Re: Multithreading stuff

This won't work.  The default constructor of a dispatcher will cause its
callbacks to execute in the main program thread (it can be constructed
to execute in another thread if that other thread has its own main loop,
but your worker thread doesn't have one). Apart from that, connecting
to a dispatcher object is only thread safe if the connection is made in
the same thread as that in which the callback will execute, which you
don't do, and it must also be constructed in that thread.

I am also not sure that a dispatcher can be created as a global object
because at the time of creating it, g_thread_init() will not have been
called (I am not sure about that one).

The trite answer to the OP's problem is that if the OP doesn't know how
to do something as simple as this, he probably shouldn't be programming
with threads because he stands to get quite a few other things wrong.
The more helpful answer is that given the awful design (looping with
usleep() in the worker thread), he can have a flag which is set by the
main program thread and which is read on each iteration by the worker
thread which tells the worker thread to exit by throwing

To be standard conforming, the flag ought to be protected by a mutex
or be a glib atomic type (I don't think atomic operations are wrapped
in glibmm but if not the glib C interface can be used).

So it's only possible if he had a seperate Glib::MainLoop within this new Thread?
And instead of using usleep he should use SignalTimeout, am i right?

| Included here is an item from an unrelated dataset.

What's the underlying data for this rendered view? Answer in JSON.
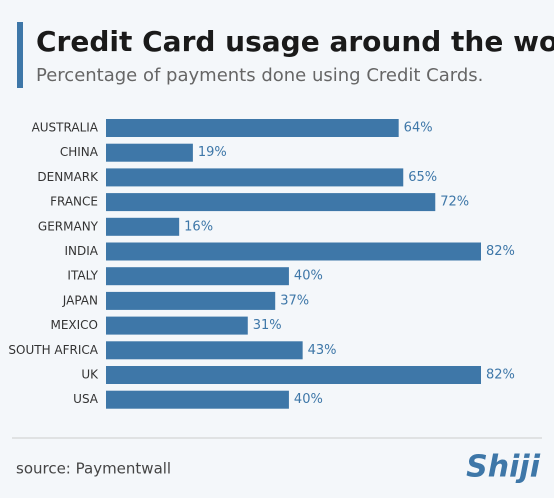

So Michael, you could use either SignalTimeout on the MainLoop run by the Main-Program, or create a new MainLoop which then runs within another thread.

-> MainLoop
-> MainLoop
--> SignalTimeout

But you can't use a Dispatcher to kill this second thread here either, because it will only get called, if the MainLoop continues running. There is no way to kill threads in Glibmm, so you should simply avoid calling blocking functions. gnome org/msg03468.html

Boost.Thread solved this by throwing an exception within the thread, which frees memory and other ressources according to the C++-standard. The glib-way of providing "multithreading" is to have a MainLoop, which is far easier to handle. I don't think you should mix this two approaches.